この都会の一角だけ、まるで別世界に飛び込んだようなエリアがある。
ベリーヒルズビレッジ。
超高層オフィスビルには大手有名企業、格式高いホテル、最高級の食材を揃えたレストラン、会員制VIPエリア、そして最上階に展望台があるという、どれを取ってもクオリティはまさに圧巻。更に屋上にはヘリポートまで完備されているところが、ビル自体すごいのだが嫌味に思えないのだ。
当然そんなビルの中で働く全ての人は、プライドと誇りを持つエリートばかりである。

私の働く会社は、このオフィスビルの二階のライフサービスと呼ばれるゾーンの中にある、小栗ハウスサポートだ。内勤スタッフと家事代行サービススタッフを合わせて六十名ほどの会社だが、なかなか忙しく働いている。
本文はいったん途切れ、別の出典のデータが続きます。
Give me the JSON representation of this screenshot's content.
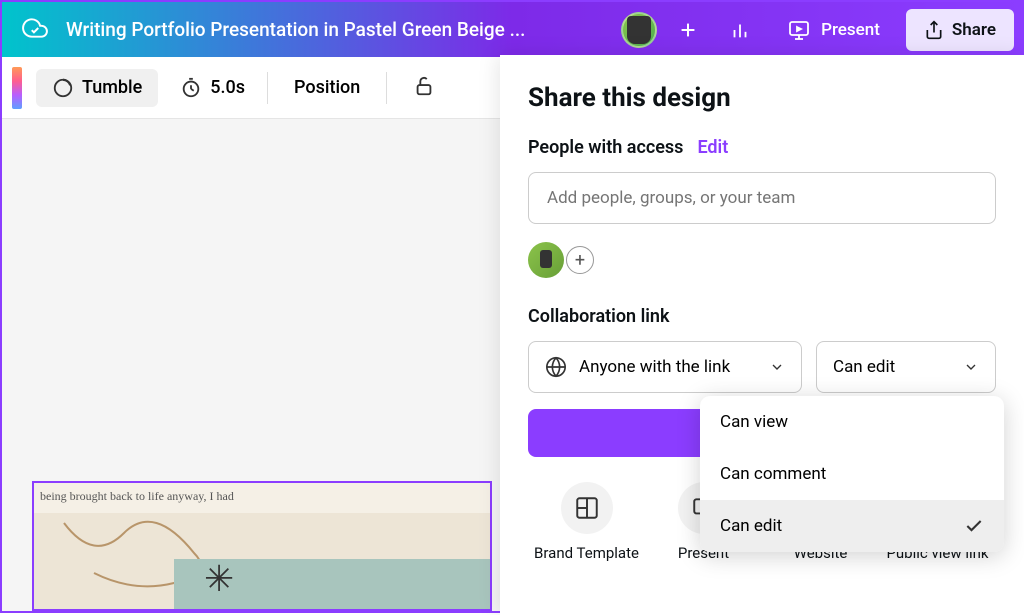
{
  "header": {
    "title": "Writing Portfolio Presentation in Pastel Green Beige ...",
    "present_label": "Present",
    "share_label": "Share"
  },
  "toolbar": {
    "tumble_label": "Tumble",
    "timer_value": "5.0s",
    "position_label": "Position"
  },
  "share_panel": {
    "title": "Share this design",
    "access_label": "People with access",
    "edit_label": "Edit",
    "people_placeholder": "Add people, groups, or your team",
    "collab_label": "Collaboration link",
    "link_scope": "Anyone with the link",
    "permission": "Can edit",
    "options": [
      {
        "label": "Brand Template"
      },
      {
        "label": "Present"
      },
      {
        "label": "Website"
      },
      {
        "label": "Public view link"
      }
    ]
  },
  "dropdown": {
    "items": [
      {
        "label": "Can view",
        "selected": false
      },
      {
        "label": "Can comment",
        "selected": false
      },
      {
        "label": "Can edit",
        "selected": true
      }
    ]
  },
  "canvas": {
    "fragment_text": "being brought back to life anyway, I had"
  }
}
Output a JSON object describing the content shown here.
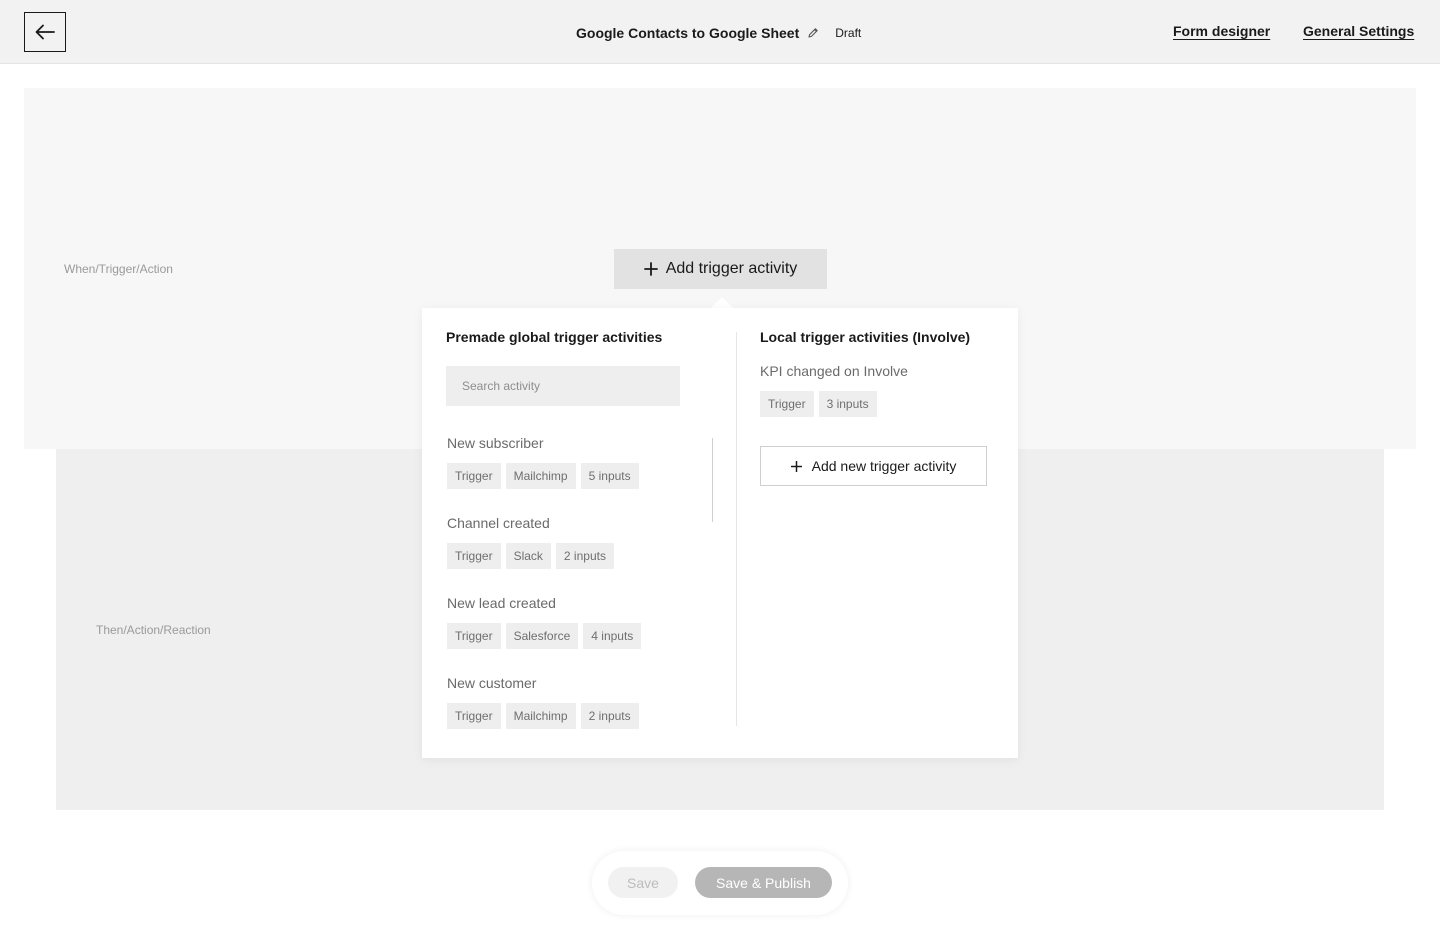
{
  "header": {
    "back_icon": "arrow-left-icon",
    "title": "Google Contacts to Google Sheet",
    "edit_icon": "pencil-icon",
    "status": "Draft",
    "links": [
      "Form designer",
      "General Settings"
    ]
  },
  "canvas": {
    "trigger_label": "When/Trigger/Action",
    "action_label": "Then/Action/Reaction",
    "add_trigger_label": "Add trigger activity",
    "plus_icon": "plus-icon"
  },
  "dropdown": {
    "global": {
      "title": "Premade global trigger activities",
      "search_placeholder": "Search activity",
      "activities": [
        {
          "name": "New subscriber",
          "tags": [
            "Trigger",
            "Mailchimp",
            "5 inputs"
          ]
        },
        {
          "name": "Channel created",
          "tags": [
            "Trigger",
            "Slack",
            "2 inputs"
          ]
        },
        {
          "name": "New lead created",
          "tags": [
            "Trigger",
            "Salesforce",
            "4 inputs"
          ]
        },
        {
          "name": "New customer",
          "tags": [
            "Trigger",
            "Mailchimp",
            "2 inputs"
          ]
        }
      ]
    },
    "local": {
      "title": "Local trigger activities (Involve)",
      "activities": [
        {
          "name": "KPI changed on Involve",
          "tags": [
            "Trigger",
            "3 inputs"
          ]
        }
      ],
      "add_new_label": "Add new trigger activity"
    }
  },
  "footer": {
    "save_label": "Save",
    "publish_label": "Save & Publish"
  },
  "colors": {
    "header_bg": "#f2f2f2",
    "trigger_bg": "#f7f7f7",
    "action_bg": "#efefef",
    "tag_bg": "#eeeeee",
    "publish_bg": "#b6b6b6"
  }
}
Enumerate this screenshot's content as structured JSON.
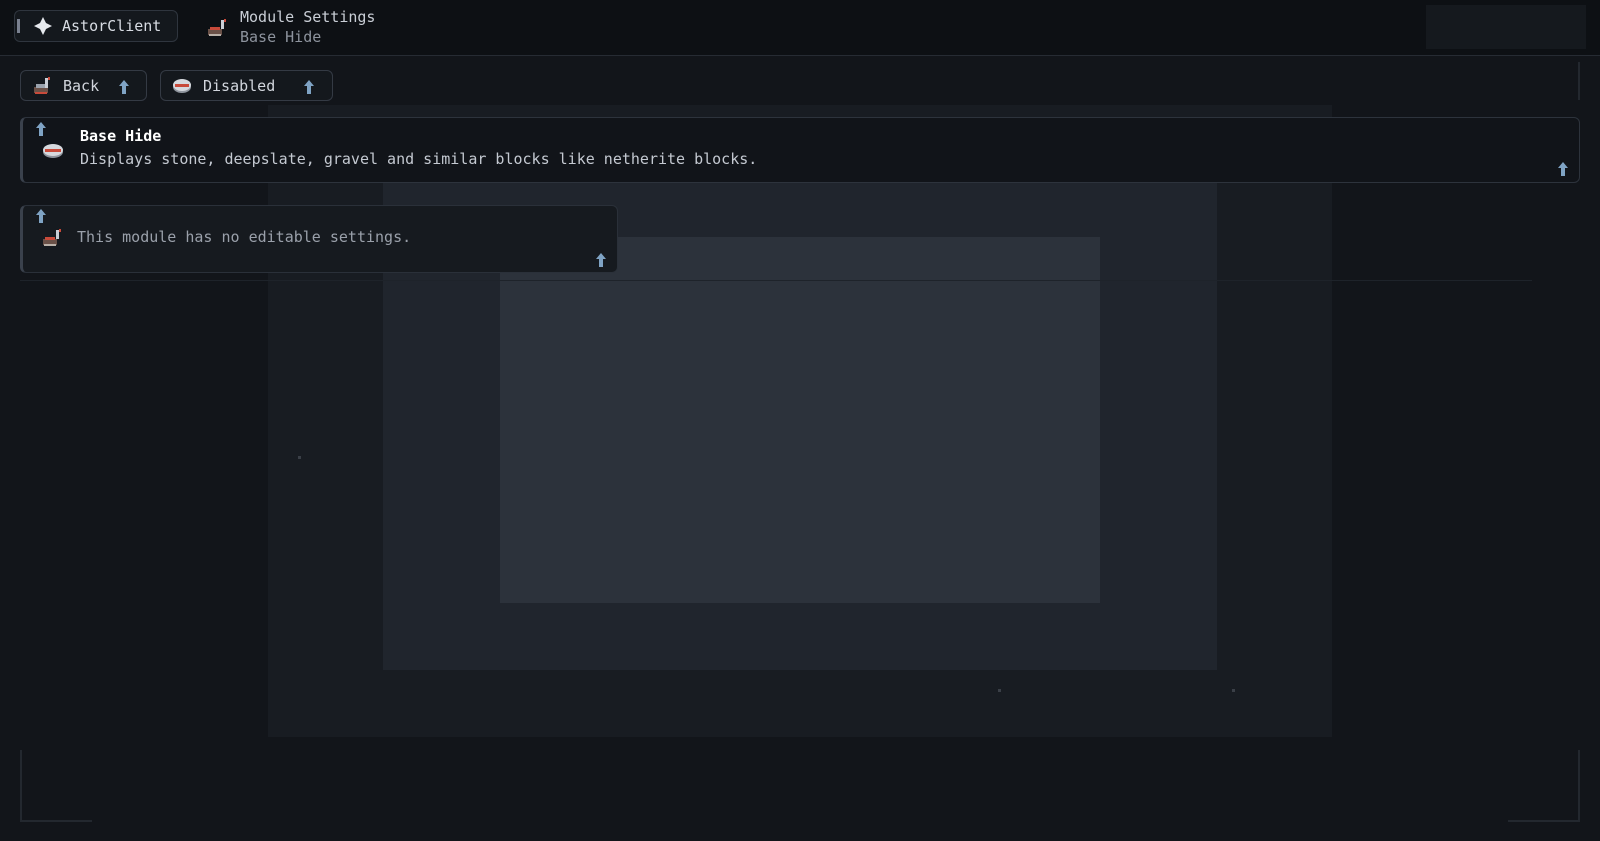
{
  "app": {
    "brand_label": "AstorClient"
  },
  "breadcrumb": {
    "title": "Module Settings",
    "subtitle": "Base Hide"
  },
  "toolbar": {
    "back_label": "Back",
    "toggle_label": "Disabled"
  },
  "module": {
    "name": "Base Hide",
    "description": "Displays stone, deepslate, gravel and similar blocks like netherite blocks."
  },
  "settings": {
    "empty_message": "This module has no editable settings."
  },
  "icons": {
    "brand": "diamond-icon",
    "module": "wrench-icon",
    "back": "back-icon",
    "toggle": "toggle-icon",
    "pin": "pin-icon"
  },
  "colors": {
    "background": "#101317",
    "accent_pin": "#7fa3c4",
    "module_icon_red": "#c84a3a"
  }
}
私は手渡された書類を眺めた。このビルの向こうに見える、真っ白なレジデンスに住む新堂リゾートの御曹司。

どくんっ。

心臓が痛いくらい脈を打つ。
諦めて、蓋をして、もう二度と思い出さないように心の奥に沈めた恋心のはずだった。
書類を持つ手が震える。

「どうして、私を指名するの……?」
胸に手を当てて、頭を大きく左右に振る。

──今は何も考えるな。仕事に行くんだ。

そう言い聞かせて、私は部屋を出た。